Additionally, I would further clarify the Court's opinion by holding that:
Under the cause of action for private nuisance, a court may not
as part of its judgment award against a defendant the cost of
future inspection and monitoring of the plaintiff's real estate
until and unless the plaintiff first establishes the fact of a
nuisance by proving a past, existing, or likely future illegal or
unreasonable interference with the enjoyment and use of the
plaintiff's property by a defendant.
The plaintiffs in the instant case presented this Court with a moving target
of shifting theories and requested rulings by this Court. But all of their theories and requests
came around to arguing that the defendants should have to pay up front for testing the
plaintiffs' property _ without any sort of prior showing by the plaintiffs that the defendants
had used their property illegally or unreasonably, and that such use had resulted in tangible
injuries or real threats to the plaintiffs' interests. For example, no expert opined that there
was likely to be risk or harm to the plaintiffs' properties from the defendant's conduct. Nor
did the plaintiffs produce the results of sample testing that could indicate the likelihood of
more widespread contamination, and therefore the reasonableness of ordering testing of other
properties. With the case in such a nebulous posture, this Court rightly ruled that the
plaintiffs had the cart way before the horse.
Nevertheless, in the context of a preliminary injunction request, under the
balancing of the harms test, one can imagine a scenario where a court might be justified
in preliminarily requiring some form of monitoring by a nuisance defendant before final
judgment on liability _ such as where a strong preliminary showing of a highly unreasonable
risk to others was made. Of course, if a plaintiff in such a case did not ultimately prevail,
they would have to reimburse the defendant for the cost of the monitoring. However, this is
not the sort of award of monitoring costs that the plaintiffs in the instant case are seeking.
I believe that the classic causes of action for trespass, nuisance, and negligence
can and must be flexible enough to deal with the environmental challenges of our modern
era.
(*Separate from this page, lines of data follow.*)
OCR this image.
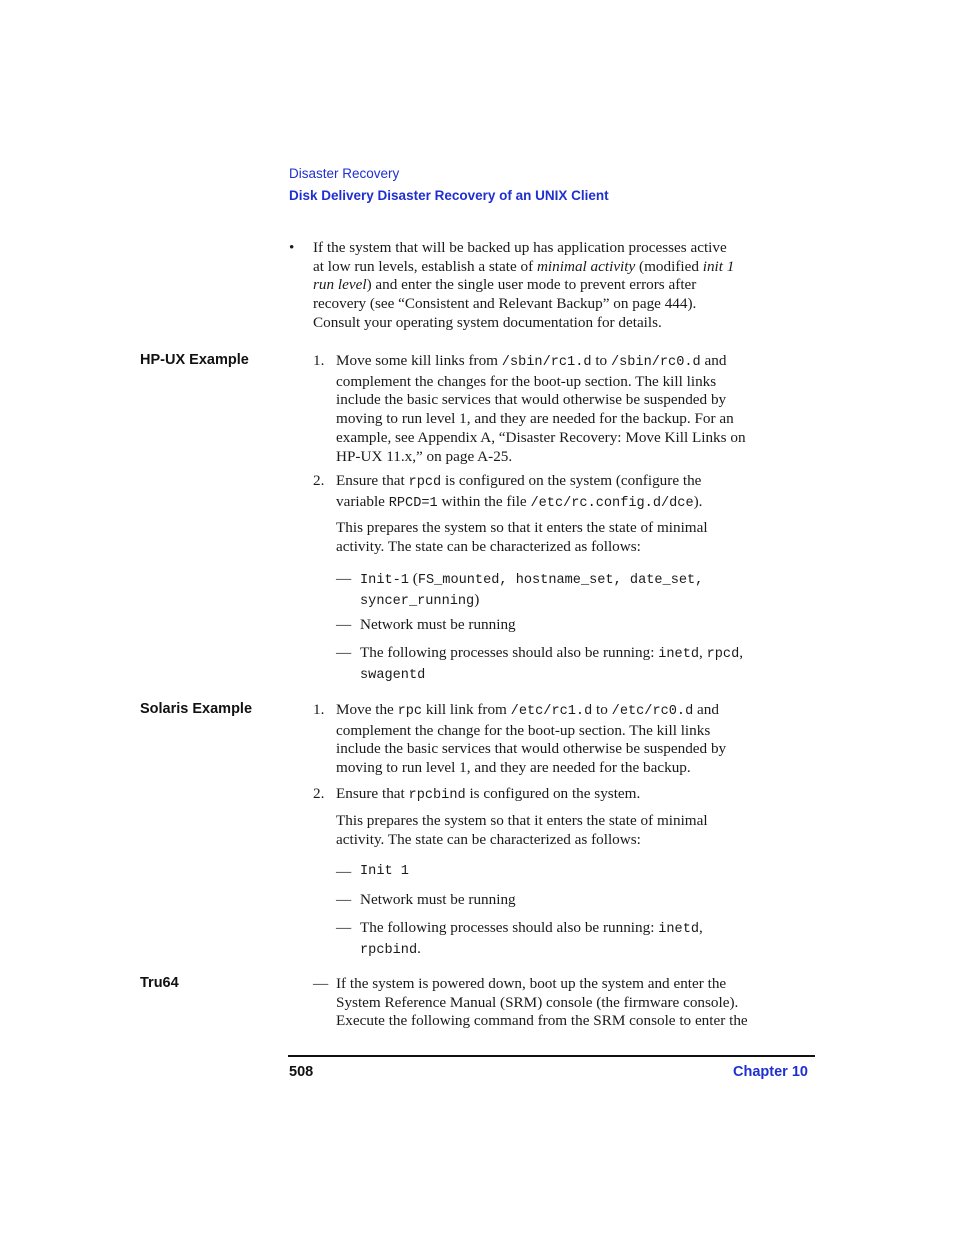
Disaster Recovery
Disk Delivery Disaster Recovery of an UNIX Client
• If the system that will be backed up has application processes active
at low run levels, establish a state of minimal activity (modified init 1
run level) and enter the single user mode to prevent errors after
recovery (see “Consistent and Relevant Backup” on page 444).
Consult your operating system documentation for details.
HP-UX Example	1. Move some kill links from /sbin/rc1.d to /sbin/rc0.d and
complement the changes for the boot-up section. The kill links
include the basic services that would otherwise be suspended by
moving to run level 1, and they are needed for the backup. For an
example, see Appendix A, “Disaster Recovery: Move Kill Links on
HP-UX 11.x,” on page A-25.
2. Ensure that rpcd is configured on the system (configure the
variable RPCD=1 within the file /etc/rc.config.d/dce).
This prepares the system so that it enters the state of minimal
activity. The state can be characterized as follows:
— Init-1 (FS_mounted, hostname_set, date_set,
syncer_running)
— Network must be running
— The following processes should also be running: inetd, rpcd,
swagentd
Solaris Example	1. Move the rpc kill link from /etc/rc1.d to /etc/rc0.d and
complement the change for the boot-up section. The kill links
include the basic services that would otherwise be suspended by
moving to run level 1, and they are needed for the backup.
2. Ensure that rpcbind is configured on the system.
This prepares the system so that it enters the state of minimal
activity. The state can be characterized as follows:
— Init 1
— Network must be running
— The following processes should also be running: inetd,
rpcbind.
Tru64	— If the system is powered down, boot up the system and enter the
System Reference Manual (SRM) console (the firmware console).
Execute the following command from the SRM console to enter the
508	Chapter 10
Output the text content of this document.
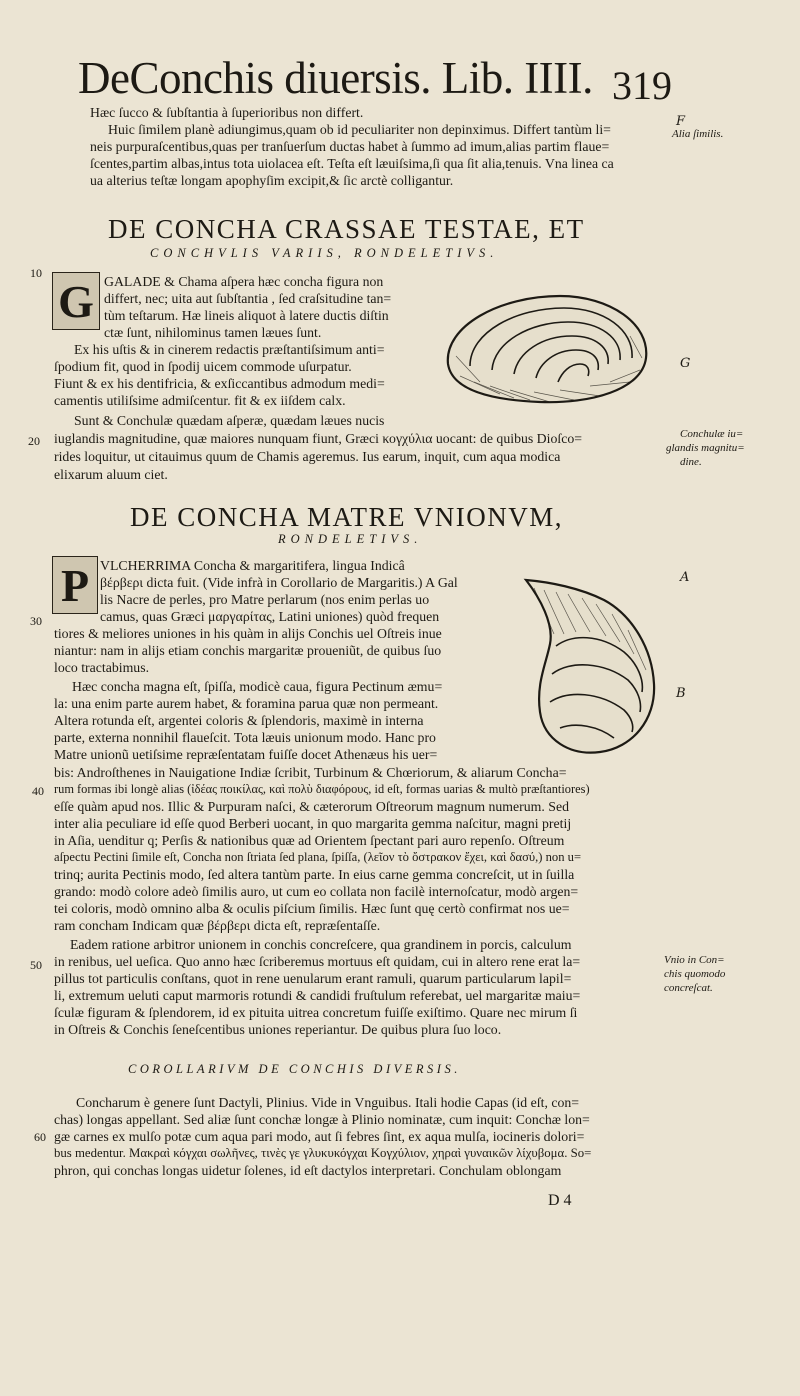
DeConchis diuersis. Lib. IIII. 319
F
G
A
B
10
20
30
40
50
60
Hæc ſucco & ſubſtantia à ſuperioribus non differt.
Huic ſimilem planè adiungimus,quam ob id peculiariter non depinximus. Differt tantùm li=
neis purpuraſcentibus,quas per tranſuerſum ductas habet à ſummo ad imum,alias partim flaue=
ſcentes,partim albas,intus tota uiolacea eſt. Teſta eſt læuiſsima,ſi qua ſit alia,tenuis. Vna linea ca
ua alterius teſtæ longam apophyſim excipit,& ſic arctè colligantur.
Alia ſimilis.
DE CONCHA CRASSAE TESTAE, ET
CONCHVLIS VARIIS, RONDELETIVS.
G GALADE & Chama aſpera hæc concha figura non
differt, nec; uita aut ſubſtantia , ſed craſsitudine tan=
tùm teſtarum. Hæ lineis aliquot à latere ductis diſtin
ctæ ſunt, nihilominus tamen læues ſunt.
Ex his uſtis & in cinerem redactis præſtantiſsimum anti=
ſpodium fit, quod in ſpodij uicem commode uſurpatur.
Fiunt & ex his dentifricia, & exſiccantibus admodum medi=
camentis utiliſsime admiſcentur. fit & ex iiſdem calx.
Sunt & Conchulæ quædam aſperæ, quædam læues nucis
iuglandis magnitudine, quæ maiores nunquam fiunt, Græci κογχύλια uocant: de quibus Dioſco=
rides loquitur, ut citauimus quum de Chamis ageremus. Ius earum, inquit, cum aqua modica
elixarum aluum ciet.
Conchulæ iu=
glandis magnitu=
dine.
DE CONCHA MATRE VNIONVM,
RONDELETIVS.
P VLCHERRIMA Concha & margaritifera, lingua Indicâ
βέρβερι dicta fuit. (Vide infrà in Corollario de Margaritis.) A Gal
lis Nacre de perles, pro Matre perlarum (nos enim perlas uo
camus, quas Græci μαργαρίτας, Latini uniones) quòd frequen
tiores & meliores uniones in his quàm in alijs Conchis uel Oſtreis inue
niantur: nam in alijs etiam conchis margaritæ proueniũt, de quibus ſuo
loco tractabimus.
Hæc concha magna eſt, ſpiſſa, modicè caua, figura Pectinum æmu=
la: una enim parte aurem habet, & foramina parua quæ non permeant.
Altera rotunda eſt, argentei coloris & ſplendoris, maximè in interna
parte, externa nonnihil flaueſcit. Tota læuis unionum modo. Hanc pro
Matre unionũ uetiſsime repræſentatam fuiſſe docet Athenæus his uer=
bis: Androſthenes in Nauigatione Indiæ ſcribit, Turbinum & Chœriorum, & aliarum Concha=
rum formas ibi longè alias (ἰδέας ποικίλας, καὶ πολὺ διαφόρους, id eſt, formas uarias & multò præſtantiores)
eſſe quàm apud nos. Illic & Purpuram naſci, & cæterorum Oſtreorum magnum numerum. Sed
inter alia peculiare id eſſe quod Berberi uocant, in quo margarita gemma naſcitur, magni pretij
in Aſia, uenditur q; Perſis & nationibus quæ ad Orientem ſpectant pari auro repenſo. Oſtreum
aſpectu Pectini ſimile eſt, Concha non ſtriata ſed plana, ſpiſſa, (λεῖον τὸ ὄστρακον ἔχει, καὶ δασύ,) non u=
trinq; aurita Pectinis modo, ſed altera tantùm parte. In eius carne gemma concreſcit, ut in ſuilla
grando: modò colore adeò ſimilis auro, ut cum eo collata non facilè internoſcatur, modò argen=
tei coloris, modò omnino alba & oculis piſcium ſimilis. Hæc ſunt quę certò confirmat nos ue=
ram concham Indicam quæ βέρβερι dicta eſt, repræſentaſſe.
Eadem ratione arbitror unionem in conchis concreſcere, qua grandinem in porcis, calculum
in renibus, uel ueſica. Quo anno hæc ſcriberemus mortuus eſt quidam, cui in altero rene erat la=
pillus tot particulis conſtans, quot in rene uenularum erant ramuli, quarum particularum lapil=
li, extremum ueluti caput marmoris rotundi & candidi fruſtulum referebat, uel margaritæ maiu=
ſculæ figuram & ſplendorem, id ex pituita uitrea concretum fuiſſe exiſtimo. Quare nec mirum ſi
in Oſtreis & Conchis ſeneſcentibus uniones reperiantur. De quibus plura ſuo loco.
Vnio in Con=
chis quomodo
concreſcat.
COROLLARIVM DE CONCHIS DIVERSIS.
Concharum è genere ſunt Dactyli, Plinius. Vide in Vnguibus. Itali hodie Capas (id eſt, con=
chas) longas appellant. Sed aliæ ſunt conchæ longæ à Plinio nominatæ, cum inquit: Conchæ lon=
gæ carnes ex mulſo potæ cum aqua pari modo, aut ſi febres ſint, ex aqua mulſa, iocineris dolori=
bus medentur. Μακραὶ κόγχαι σωλῆνες, τινὲς γε γλυκυκόγχαι Κογχύλιον, χηραὶ γυναικῶν λίχυβομα. So=
phron, qui conchas longas uidetur ſolenes, id eſt dactylos interpretari. Conchulam oblongam
D 4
If a person or company disposes of poisons on their property, and those poisons are
proven to be likely to migrate or to have migrated, through the air or water, to contact and
contaminate other persons and/or their properties, then the poison disposer should be
accountable in court to people whose persons or properties are actually threatened or
contaminated. If the disposer can persuade a jury that their conduct and its likely and actual
consequences is or was not unreasonable (a nuisance) or otherwise culpable, then there is no
liability. But if such a disposer is proven to have culpably injured or placed people at
substantial risk in their persons or property, then _ in an appropriate case _ a court can order
the wrongdoer to pay for the cost of monitoring _ to detect the extent of harm, to aid in the
determination of damages and other remedies, and for the future protection of innocent
victims of possible or actual contamination.
Nothing in the Court's opinion in this case precludes this sort of remedy. I
therefore concur in the Court's judgment.